Como as algas se reproduzem muito rapidamente, a partir da elevação de temperatura, será possível verificar quais modificações afetam a capacidade de biorremediação do perifíton, considerando diferentes condições de limitação por nutrientes, como ocorre naturalmente nos lagos e reservatórios. Para se ter ideia, nas florestas uma sucessão pode durar até cem anos, enquanto na comunidade perifítica esse prazo se reduz a trinta dias, tornando possível avaliar com eficácia e menor espaço de tempo os efeitos de elevação da temperatura sobre essa trajetória sucessional, que é o curso de substituição das espécies.

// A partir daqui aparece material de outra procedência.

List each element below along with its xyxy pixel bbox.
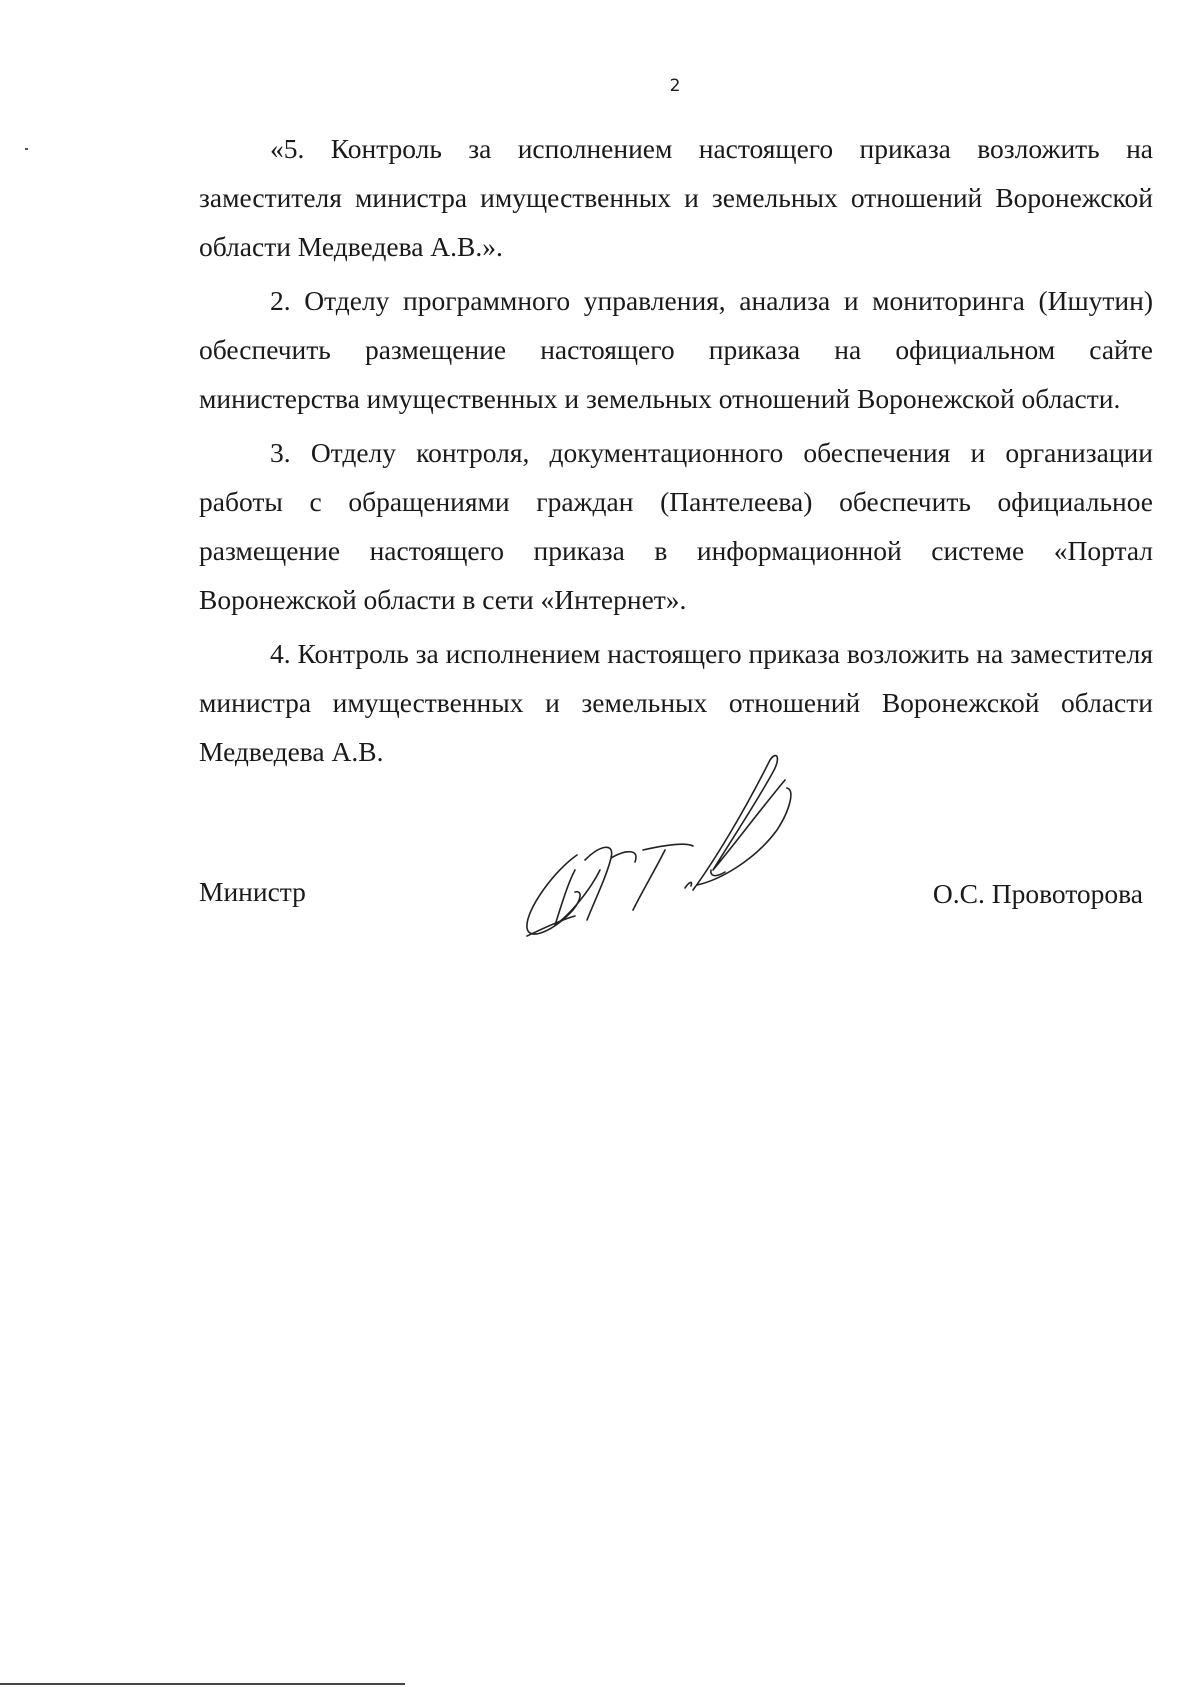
scan-artifact (25, 148, 28, 150)
paragraph-item-4: 4. Контроль за исполнением настоящего приказа возложить на заместителя министра имущественных и земельных отношений Воронежской области Медведева А.В. (199, 638, 1153, 767)
signature-block (0, 740, 1200, 960)
handwritten-signature (515, 750, 835, 960)
document-body (199, 124, 1153, 781)
paragraph-item-3: 3. Отделу контроля, документационного обеспечения и организации работы с обращениями граждан (Пантелеева) обеспечить официальное размещение настоящего приказа в информационной системе «Портал Воронежской области в сети «Интернет». (199, 437, 1153, 615)
page-number: 2 (669, 76, 681, 96)
scan-edge-line (0, 1683, 405, 1685)
paragraph-item-5-amendment: «5. Контроль за исполнением настоящего приказа возложить на заместителя министра имущественных и земельных отношений Воронежской области Медведева А.В.». (199, 133, 1153, 262)
paragraph-item-2: 2. Отделу программного управления, анализа и мониторинга (Ишутин) обеспечить размещение настоящего приказа на официальном сайте министерства имущественных и земельных отношений Воронежской области. (199, 285, 1153, 414)
signatory-name: О.С. Провоторова (932, 878, 1143, 909)
signatory-title: Министр (199, 876, 306, 907)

Ao mesmo tempo em que o projeto proporcionou descobertas importantes para a área acadêmica científica, Carla destaca que “a aprovação deste estudo trouxe para o Instituto vida nova, possibilitou o desenvolvimento de novos projetos e a formação de recursos humanos, que também irão disseminar conhecimento, o que é muito importante avanço científico”.

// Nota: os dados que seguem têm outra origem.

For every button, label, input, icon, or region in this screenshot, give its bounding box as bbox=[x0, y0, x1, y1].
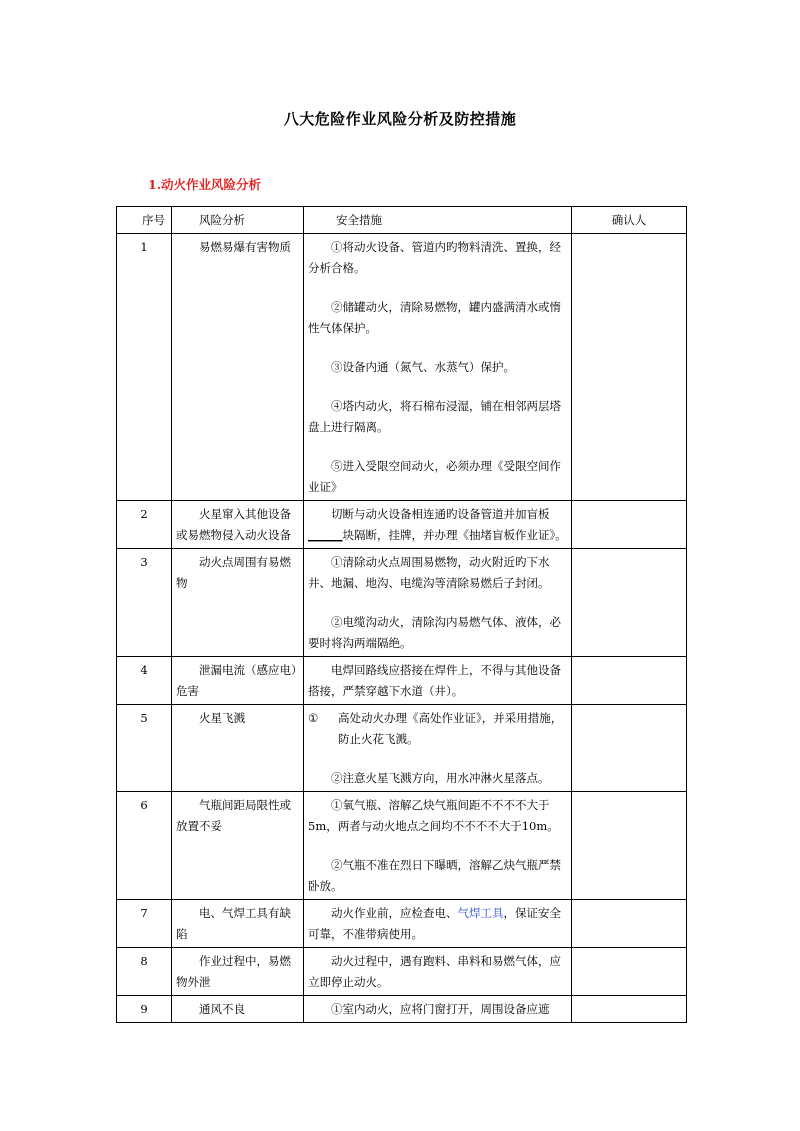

Em sua opinião, o país precisa de pessoas capacitadas para pensar a dinâmica de ecossistemas, especialmente, os aquáticos. “Certamente, nossas descobertas irão contribuir não só para a formulação de políticas públicas, mas para o entendimento do funcionamento dos ecossistemas aquáticos, como um todo, e também com a formação de especialistas, algo fundamental para o nosso país, que precisa de pessoas fazendo ciência séria e de qualidade”.